In his 8.30 Telluride review of The Imitation Game, Variety‘s Scott Foundas was initally none too charmed: “Nothing is too heavily encrypted in The Imitation Game, a veddy British biopic of prodigal mathematician and WWII codebreaker Alan Turing, rendered in such unerringly tasteful, Masterpiece Theatre-ish fashion that every one of Turing’s professional triumphs and personal tragedies arrives right on schedule and with nary a hair out of place.” Then it got worse: “More than once during the accomplished (but not particularly distinctive) English-language debut for Norwegian director Morten Tyldum (Headhunters), you can catch the ghost of the late Richard Attenborough nodding approvingly over the decorous proceedings.” Aiyeeeee!…worse than Banquo!

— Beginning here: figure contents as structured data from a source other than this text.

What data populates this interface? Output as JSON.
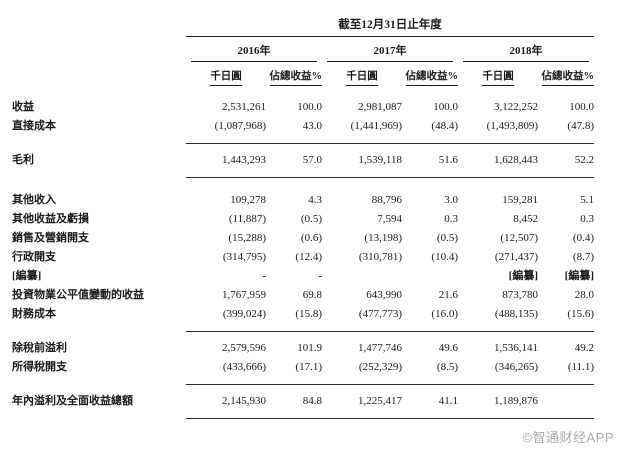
{
  "header": {
    "period": "截至12月31日止年度",
    "years": [
      "2016年",
      "2017年",
      "2018年"
    ],
    "sub_headers": [
      "千日圓",
      "佔總收益%"
    ]
  },
  "table": {
    "rows": [
      {
        "label": "收益",
        "values": [
          "2,531,261",
          "100.0",
          "2,981,087",
          "100.0",
          "3,122,252",
          "100.0"
        ],
        "flags": []
      },
      {
        "label": "直接成本",
        "values": [
          "(1,087,968)",
          "43.0",
          "(1,441,969)",
          "(48.4)",
          "(1,493,809)",
          "(47.8)"
        ],
        "flags": []
      },
      {
        "label": "毛利",
        "values": [
          "1,443,293",
          "57.0",
          "1,539,118",
          "51.6",
          "1,628,443",
          "52.2"
        ],
        "flags": [
          "rule-above",
          "rule-below"
        ]
      },
      {
        "label": "其他收入",
        "values": [
          "109,278",
          "4.3",
          "88,796",
          "3.0",
          "159,281",
          "5.1"
        ],
        "flags": [
          "gap-above"
        ]
      },
      {
        "label": "其他收益及虧損",
        "values": [
          "(11,887)",
          "(0.5)",
          "7,594",
          "0.3",
          "8,452",
          "0.3"
        ],
        "flags": []
      },
      {
        "label": "銷售及營銷開支",
        "values": [
          "(15,288)",
          "(0.6)",
          "(13,198)",
          "(0.5)",
          "(12,507)",
          "(0.4)"
        ],
        "flags": []
      },
      {
        "label": "行政開支",
        "values": [
          "(314,795)",
          "(12.4)",
          "(310,781)",
          "(10.4)",
          "(271,437)",
          "(8.7)"
        ],
        "flags": []
      },
      {
        "label": "[編纂]",
        "values": [
          "-",
          "-",
          "",
          "",
          "[編纂]",
          "[編纂]"
        ],
        "flags": [
          "bold-values"
        ]
      },
      {
        "label": "投資物業公平值變動的收益",
        "values": [
          "1,767,959",
          "69.8",
          "643,990",
          "21.6",
          "873,780",
          "28.0"
        ],
        "flags": []
      },
      {
        "label": "財務成本",
        "values": [
          "(399,024)",
          "(15.8)",
          "(477,773)",
          "(16.0)",
          "(488,135)",
          "(15.6)"
        ],
        "flags": []
      },
      {
        "label": "除稅前溢利",
        "values": [
          "2,579,596",
          "101.9",
          "1,477,746",
          "49.6",
          "1,536,141",
          "49.2"
        ],
        "flags": [
          "rule-above"
        ]
      },
      {
        "label": "所得稅開支",
        "values": [
          "(433,666)",
          "(17.1)",
          "(252,329)",
          "(8.5)",
          "(346,265)",
          "(11.1)"
        ],
        "flags": []
      },
      {
        "label": "年內溢利及全面收益總額",
        "values": [
          "2,145,930",
          "84.8",
          "1,225,417",
          "41.1",
          "1,189,876",
          ""
        ],
        "flags": [
          "rule-above",
          "rule-below"
        ]
      }
    ]
  },
  "watermark": "©智通财经APP"
}
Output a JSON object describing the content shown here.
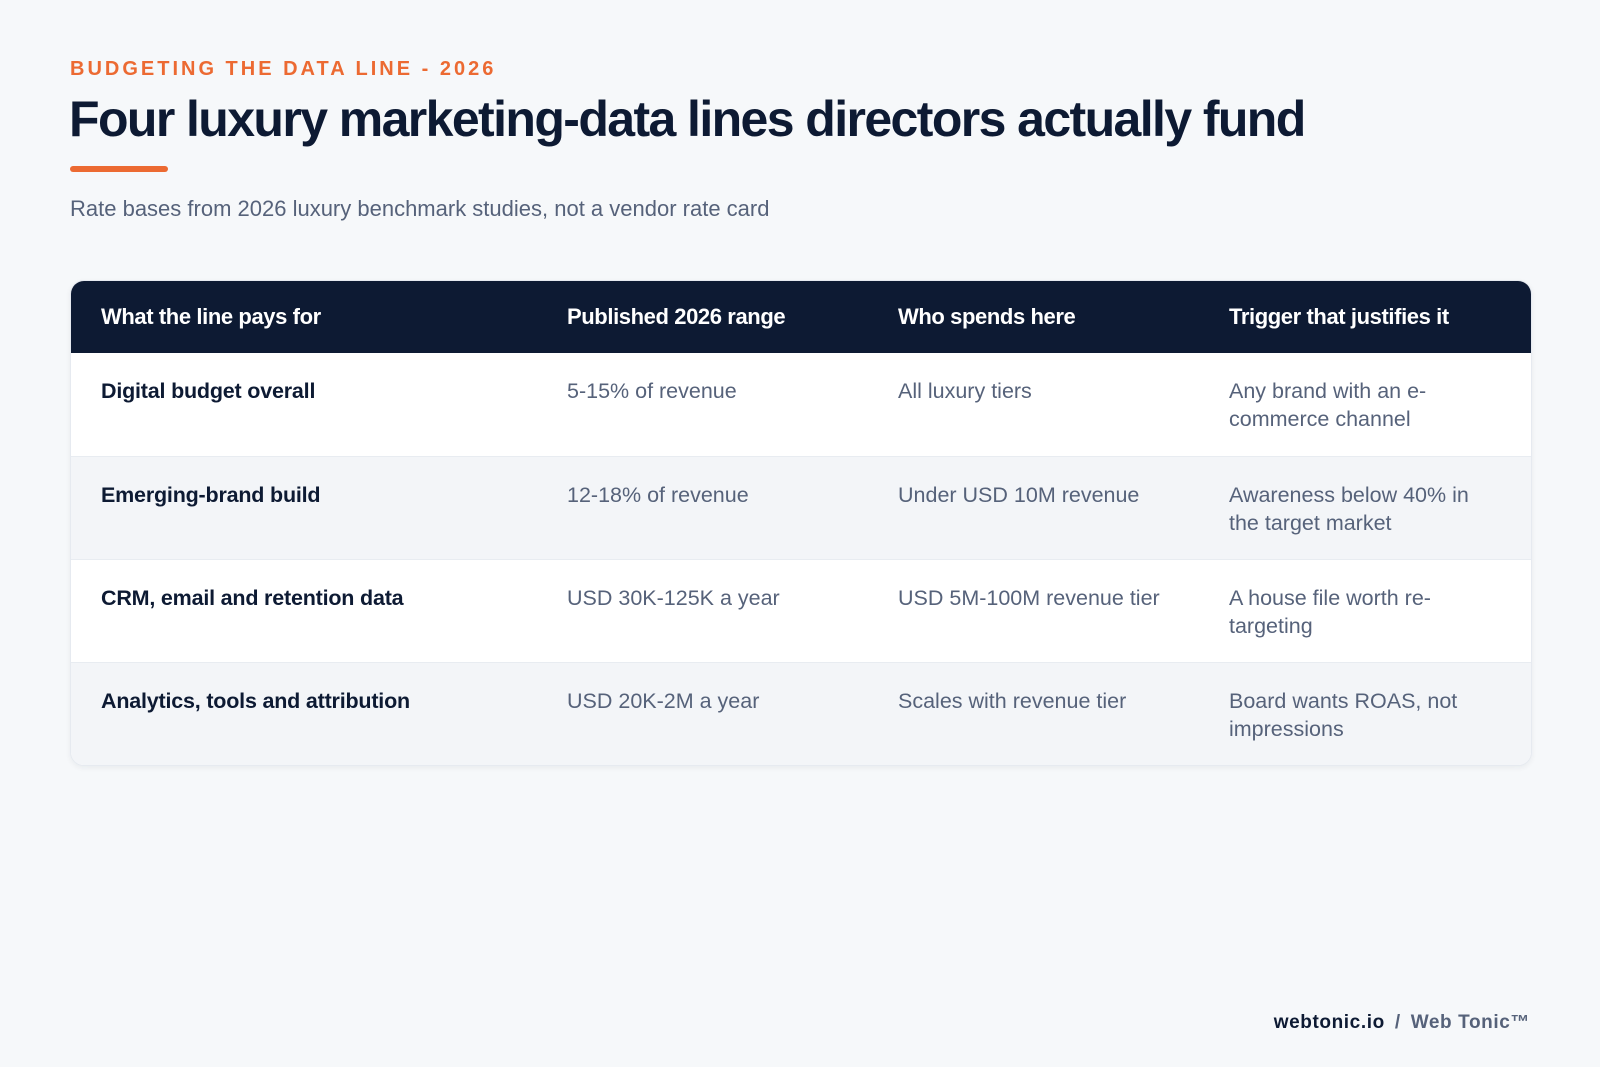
{
  "header": {
    "eyebrow": "BUDGETING THE DATA LINE - 2026",
    "title": "Four luxury marketing-data lines directors actually fund",
    "subtitle": "Rate bases from 2026 luxury benchmark studies, not a vendor rate card"
  },
  "table": {
    "columns": [
      "What the line pays for",
      "Published 2026 range",
      "Who spends here",
      "Trigger that justifies it"
    ],
    "rows": [
      {
        "line": "Digital budget overall",
        "range": "5-15% of revenue",
        "who": "All luxury tiers",
        "trigger": "Any brand with an e-commerce channel"
      },
      {
        "line": "Emerging-brand build",
        "range": "12-18% of revenue",
        "who": "Under USD 10M revenue",
        "trigger": "Awareness below 40% in the target market"
      },
      {
        "line": "CRM, email and retention data",
        "range": "USD 30K-125K a year",
        "who": "USD 5M-100M revenue tier",
        "trigger": "A house file worth re-targeting"
      },
      {
        "line": "Analytics, tools and attribution",
        "range": "USD 20K-2M a year",
        "who": "Scales with revenue tier",
        "trigger": "Board wants ROAS, not impressions"
      }
    ]
  },
  "footer": {
    "domain": "webtonic.io",
    "separator": "/",
    "brand": "Web Tonic™"
  },
  "colors": {
    "accent": "#ec6a32",
    "navy": "#0d1a33",
    "muted_text": "#56627a",
    "background": "#f6f8fa"
  }
}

Then he relents and warms up: “And yet so innately compelling is Turing’s story — to say nothing of Benedict Cumberbatch’s masterful performance — it’s hard not to get caught up in this well-told tale and its skillful manipulations. Likely to prove more popular with general audiences than highbrow critics, this unapologetically old-fashioned prestige picture (the first of the season’s dueling studies of brilliant but tragic English academics, to be followed soon by The Theory of Everything) looks and feels like another awards-season thoroughbred for U.S. distrib Harvey Weinstein.”